The terminology seems loose, some of the early examples fail to illuminate the topic and the cartoons that accompnay the test create a 'home published' feel that I don't believe does Microsoft Press many favours.
Those expecting to find a gentle introduction to Microsoft Project will need to perservere beyond the initial chapters. And, even then, when Project is introduced it is done in such terms - without explanation - of "task view", "dependency links", etc which, although in themselves not a problem, are introduced without explanation and apparently with an assumption the reader will understand such terms.
These problems suggest (to me at least) some real problems with identifying the audience for the book: new PMs, experienced PMs but new to MS Project, or other. I was never sure.
This is the kind of book I would recommend to those with no experience in Project Management or MS project. And, if that desribes yourself, this book is a gentle introduction to the techniques of project management. Others familiar with Project management will find the introduction of little value and the segue into the details of MS project abrupt and assuming a familiarity that won't necessarily exist.

Whom it's for and for whom it's not...5
Okay, let's be clear. If you already have been using MS Project and you understand the various processes of PM pretty well, you'll likely only get a few good tips to help you improve how you manage your projects and use of MS Project. But if like myself, you have been told here's a project for you and you have little to no project management training (other that your own good sense of how to plan, thus any mother or father could handle most projects! ;) ), this book is very helpful and especially so for gaining a quick sense of "I can do this!" and "I can do this with MS Project, Excel, Word, etc., the tools I many have already at work (or even with similar products like Open Office, etc.)

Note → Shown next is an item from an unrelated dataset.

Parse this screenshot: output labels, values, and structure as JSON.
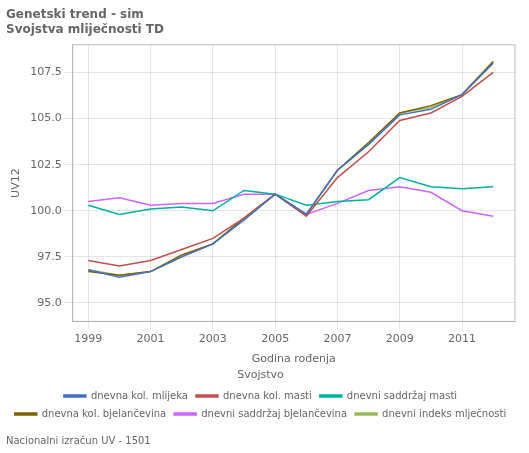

I purchased this book as part of a bundle (thus it was free) along with MS Project 2003 a few years ago and I still use it to help me understand certain aspects of project management (now that I'm finally really doing projects at work) where as I've hardly ever used the MS Project 2003 book (mainly because now I have the 2007 version and "Microsoft Project 2007, The Missing Manual" is a better aid for me (again someone who prefers simple, layman terminology to understand software even though I'm far from a beginner with using MS products).

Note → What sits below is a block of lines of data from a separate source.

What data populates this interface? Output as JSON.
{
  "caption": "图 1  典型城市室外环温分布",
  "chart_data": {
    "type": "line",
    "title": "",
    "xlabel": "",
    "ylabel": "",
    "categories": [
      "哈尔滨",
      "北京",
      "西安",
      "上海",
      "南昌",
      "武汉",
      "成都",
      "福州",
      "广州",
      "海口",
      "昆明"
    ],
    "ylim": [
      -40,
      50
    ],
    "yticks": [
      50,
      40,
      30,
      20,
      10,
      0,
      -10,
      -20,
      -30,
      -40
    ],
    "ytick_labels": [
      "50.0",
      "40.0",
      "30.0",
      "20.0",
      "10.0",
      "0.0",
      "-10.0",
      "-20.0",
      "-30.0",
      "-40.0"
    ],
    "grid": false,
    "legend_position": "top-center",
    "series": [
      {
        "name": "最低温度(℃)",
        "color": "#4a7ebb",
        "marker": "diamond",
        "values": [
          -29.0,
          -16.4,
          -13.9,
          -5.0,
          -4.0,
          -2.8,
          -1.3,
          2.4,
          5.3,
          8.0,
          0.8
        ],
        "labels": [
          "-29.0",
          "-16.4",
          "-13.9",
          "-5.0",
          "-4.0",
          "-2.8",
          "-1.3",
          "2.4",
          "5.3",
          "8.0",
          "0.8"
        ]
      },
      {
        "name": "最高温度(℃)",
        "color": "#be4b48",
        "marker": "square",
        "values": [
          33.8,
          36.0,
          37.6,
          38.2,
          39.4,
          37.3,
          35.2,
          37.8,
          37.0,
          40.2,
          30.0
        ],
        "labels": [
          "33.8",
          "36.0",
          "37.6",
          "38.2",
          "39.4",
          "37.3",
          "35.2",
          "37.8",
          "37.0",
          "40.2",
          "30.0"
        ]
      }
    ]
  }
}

So, again, if you're an IT tech-type or PM guru who's been using MS Project, already PM certified and prefer tekkie lingo when using a reference book to find a detailed way to solve a MS Project software problem you have, this is not the book for you. But for any newbies or immediate level users who want to understand the PM process and how and when a software tool (in particular MS software tools) can help you within that process, you should definitely try this book out. And hey, you can look at various online stores who offers a "pre-read" if you'd like to make sure before you purchase it!